Linux Network Subsystem Layering
Linux network subsystem implementation requires:
Support for different protocol families (INET, INET6, UNIX, NETLINK...)
Support for different network devices
Support for a unified BSD socket API
A layered structure to hide differences between protocols, hardware, and platforms
System calls are the only way for user applications to access the kernel. The protocol‑independent interface is provided by the socket layer, which offers generic functions for various protocols. The network protocol layer supplies concrete protocol interfaces (proto{}) that implement protocol details. Device‑independent interfaces provide generic functions for low‑level network drivers, while each driver defines a net_device structure and initializes it.
TCP/IP Layer Model
In the TCP/IP model the stack is divided into physical, link, network, transport, and application layers. Linux implements the link, network, and transport layers. The link‑layer protocols are handled by NIC drivers, while the kernel implements the network and transport layers and exposes a socket interface to user space.
Responsibilities of each layer:
Link layer : frames data, defines MAC addresses, transmits bits.
Network layer : defines IP addresses, performs routing and MAC resolution.
Transport layer : defines ports, identifies applications, delivers packets.

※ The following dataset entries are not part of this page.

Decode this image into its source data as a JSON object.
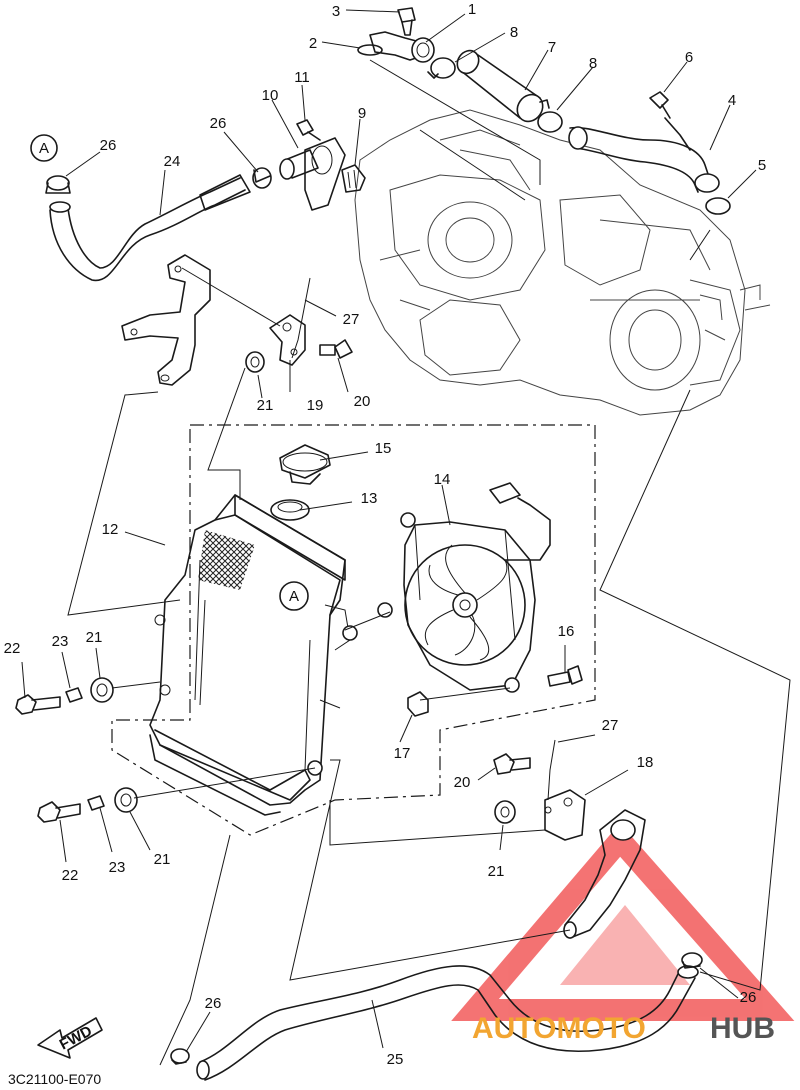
{
  "diagram_code": "3C21100-E070",
  "fwd_label": "FWD",
  "ref_marker": "A",
  "watermark": {
    "text_auto": "AUTOMOTO",
    "text_hub": "HUB",
    "color_auto": "#f2a531",
    "color_hub": "#555555",
    "triangle_color": "#f25a5a"
  },
  "callouts": {
    "n1": "1",
    "n2": "2",
    "n3": "3",
    "n4": "4",
    "n5": "5",
    "n6": "6",
    "n7": "7",
    "n8a": "8",
    "n8b": "8",
    "n9": "9",
    "n10": "10",
    "n11": "11",
    "n12": "12",
    "n13": "13",
    "n14": "14",
    "n15": "15",
    "n16": "16",
    "n17": "17",
    "n18": "18",
    "n19": "19",
    "n20a": "20",
    "n20b": "20",
    "n21a": "21",
    "n21b": "21",
    "n21c": "21",
    "n21d": "21",
    "n22a": "22",
    "n22b": "22",
    "n23a": "23",
    "n23b": "23",
    "n24": "24",
    "n25": "25",
    "n26a": "26",
    "n26b": "26",
    "n26c": "26",
    "n26d": "26",
    "n27a": "27",
    "n27b": "27"
  }
}
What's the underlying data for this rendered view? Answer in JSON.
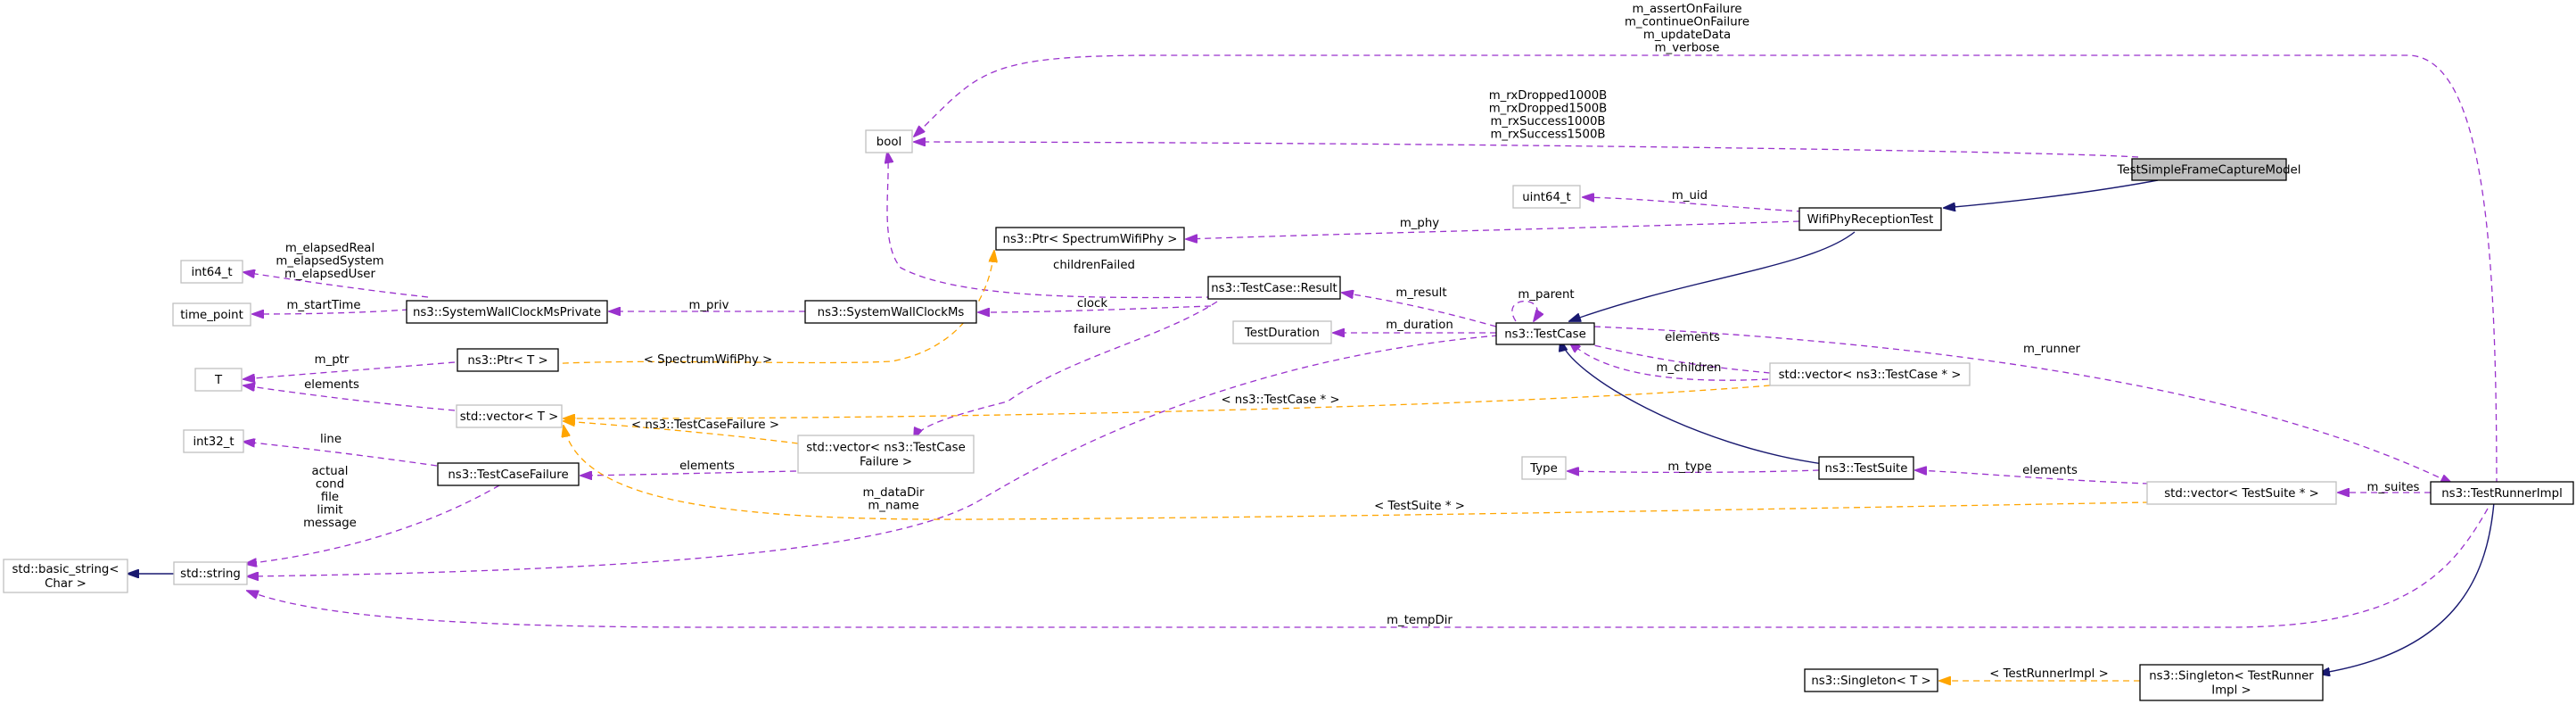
{
  "colors": {
    "usage": "#9a32cd",
    "template": "#ffa500",
    "inherit": "#191970",
    "solid_border": "#000000",
    "dim_border": "#bfbfbf",
    "highlight_fill": "#bfbfbf",
    "node_fill": "#ffffff"
  },
  "nodes": {
    "test_simple_frame_capture_model": [
      "TestSimpleFrameCaptureModel"
    ],
    "bool": [
      "bool"
    ],
    "uint64_t": [
      "uint64_t"
    ],
    "wifi_phy_reception_test": [
      "WifiPhyReceptionTest"
    ],
    "ptr_spectrum_wifi_phy": [
      "ns3::Ptr< SpectrumWifiPhy >"
    ],
    "int64_t": [
      "int64_t"
    ],
    "time_point": [
      "time_point"
    ],
    "system_wall_clock_ms_private": [
      "ns3::SystemWallClockMsPrivate"
    ],
    "system_wall_clock_ms": [
      "ns3::SystemWallClockMs"
    ],
    "test_case_result": [
      "ns3::TestCase::Result"
    ],
    "test_duration": [
      "TestDuration"
    ],
    "test_case": [
      "ns3::TestCase"
    ],
    "t": [
      "T"
    ],
    "ptr_t": [
      "ns3::Ptr< T >"
    ],
    "vector_t": [
      "std::vector< T >"
    ],
    "vector_test_case_ptr": [
      "std::vector< ns3::TestCase * >"
    ],
    "int32_t": [
      "int32_t"
    ],
    "vector_test_case_failure": [
      "std::vector< ns3::TestCase",
      "Failure >"
    ],
    "test_case_failure": [
      "ns3::TestCaseFailure"
    ],
    "type": [
      "Type"
    ],
    "test_suite": [
      "ns3::TestSuite"
    ],
    "basic_string": [
      "std::basic_string<",
      "Char >"
    ],
    "string": [
      "std::string"
    ],
    "vector_test_suite_ptr": [
      "std::vector< TestSuite * >"
    ],
    "test_runner_impl": [
      "ns3::TestRunnerImpl"
    ],
    "singleton_t": [
      "ns3::Singleton< T >"
    ],
    "singleton_test_runner_impl": [
      "ns3::Singleton< TestRunner",
      "Impl >"
    ]
  },
  "edge_labels": {
    "runner_to_bool": [
      "m_assertOnFailure",
      "m_continueOnFailure",
      "m_updateData",
      "m_verbose"
    ],
    "model_to_bool": [
      "m_rxDropped1000B",
      "m_rxDropped1500B",
      "m_rxSuccess1000B",
      "m_rxSuccess1500B"
    ],
    "uid": [
      "m_uid"
    ],
    "phy": [
      "m_phy"
    ],
    "private_to_int64": [
      "m_elapsedReal",
      "m_elapsedSystem",
      "m_elapsedUser"
    ],
    "start_time": [
      "m_startTime"
    ],
    "priv": [
      "m_priv"
    ],
    "children_failed": [
      "childrenFailed"
    ],
    "clock": [
      "clock"
    ],
    "result": [
      "m_result"
    ],
    "parent": [
      "m_parent"
    ],
    "failure": [
      "failure"
    ],
    "duration": [
      "m_duration"
    ],
    "ptr_spectrum_tpl": [
      "< SpectrumWifiPhy >"
    ],
    "ptr_field": [
      "m_ptr"
    ],
    "elements_t": [
      "elements"
    ],
    "tc_elements": [
      "elements"
    ],
    "children": [
      "m_children"
    ],
    "runner": [
      "m_runner"
    ],
    "testcase_ptr_tpl": [
      "< ns3::TestCase * >"
    ],
    "failure_tpl": [
      "< ns3::TestCaseFailure >"
    ],
    "line": [
      "line"
    ],
    "failure_elements": [
      "elements"
    ],
    "type_field": [
      "m_type"
    ],
    "suite_elements": [
      "elements"
    ],
    "failure_strings": [
      "actual",
      "cond",
      "file",
      "limit",
      "message"
    ],
    "datadir_name": [
      "m_dataDir",
      "m_name"
    ],
    "testsuite_tpl": [
      "< TestSuite * >"
    ],
    "suites": [
      "m_suites"
    ],
    "tempdir": [
      "m_tempDir"
    ],
    "testrunner_tpl": [
      "< TestRunnerImpl >"
    ]
  }
}
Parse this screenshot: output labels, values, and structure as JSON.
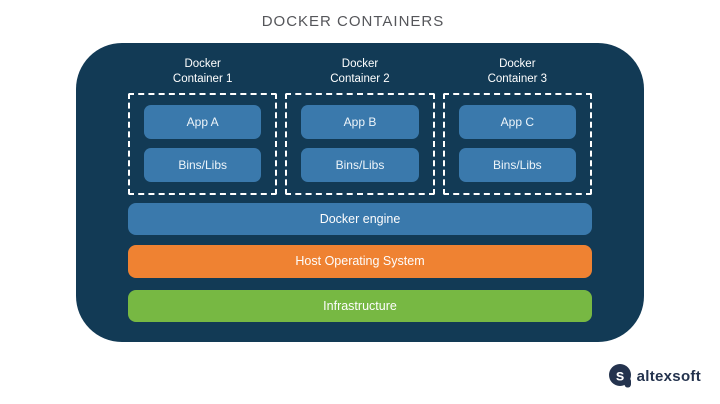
{
  "title": "DOCKER CONTAINERS",
  "colors": {
    "background": "#FFFFFF",
    "panel_navy": "#123A55",
    "box_blue": "#3A79AC",
    "host_os_orange": "#EF8232",
    "infrastructure_green": "#77B843",
    "title_text_gray": "#55565A",
    "container_text_white": "#FFFFFF",
    "dashed_border_white": "#FFFFFF",
    "logo_navy": "#24334E"
  },
  "containers": [
    {
      "label_line1": "Docker",
      "label_line2": "Container 1",
      "app_label": "App A",
      "bins_label": "Bins/Libs"
    },
    {
      "label_line1": "Docker",
      "label_line2": "Container 2",
      "app_label": "App B",
      "bins_label": "Bins/Libs"
    },
    {
      "label_line1": "Docker",
      "label_line2": "Container 3",
      "app_label": "App C",
      "bins_label": "Bins/Libs"
    }
  ],
  "layers": [
    {
      "label": "Docker engine",
      "color": "#3A79AC"
    },
    {
      "label": "Host Operating System",
      "color": "#EF8232"
    },
    {
      "label": "Infrastructure",
      "color": "#77B843"
    }
  ],
  "logo": {
    "text": "altexsoft"
  }
}
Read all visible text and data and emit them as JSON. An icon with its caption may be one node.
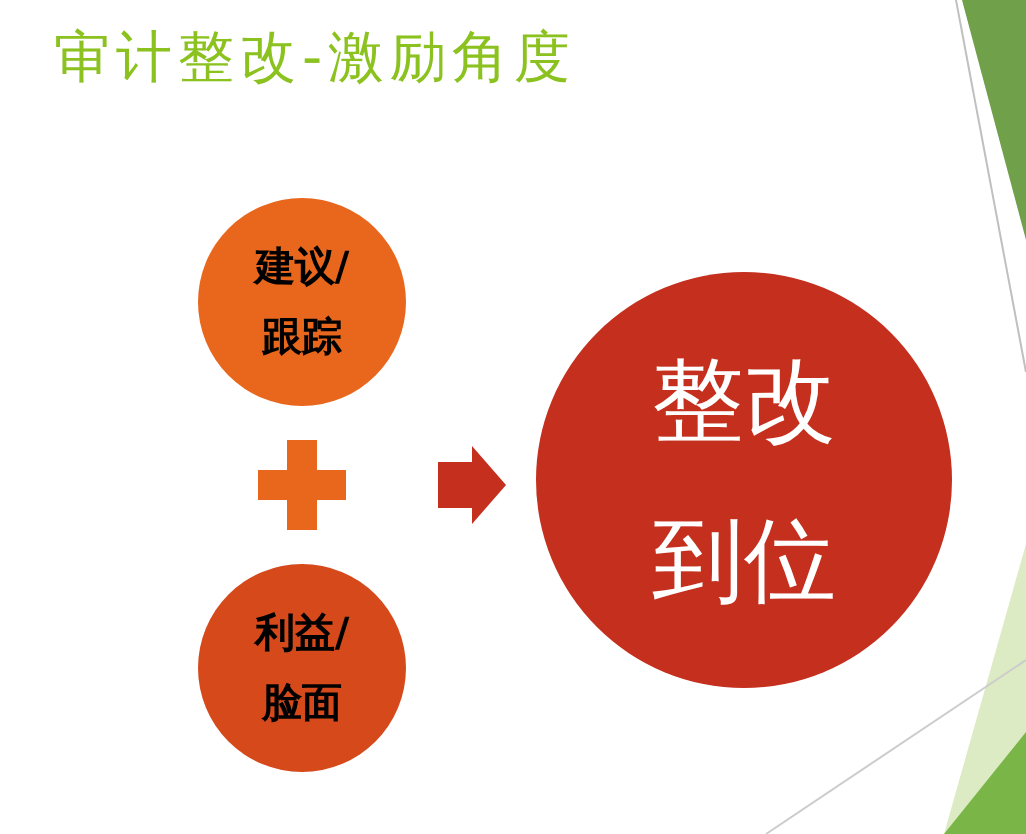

Application layer : defines data formats and parses them.
When a URL is entered, the application layer formats the request, the transport layer adds ports, the network layer adds IP addresses, and the link layer adds MAC addresses before the packet is transmitted.
Linux Network Protocol Stack
The send/receive path across application, transport, network, and link layers has been illustrated in the diagram below.
The article focuses on the link‑layer processing from NIC interrupt to network‑layer reception.
Interrupt Handling When NIC Receives Packets
An interrupt is a hardware signal that causes the CPU to stop its current work and execute an interrupt handler. Soft interrupts (softirqs) allow time‑consuming work to be deferred to a later context.
Linux splits an interrupt into an upper half (quick response) and a lower half (deferred work). The upper half handles the hardware interrupt and stores the packet in memory; the lower half processes the packet.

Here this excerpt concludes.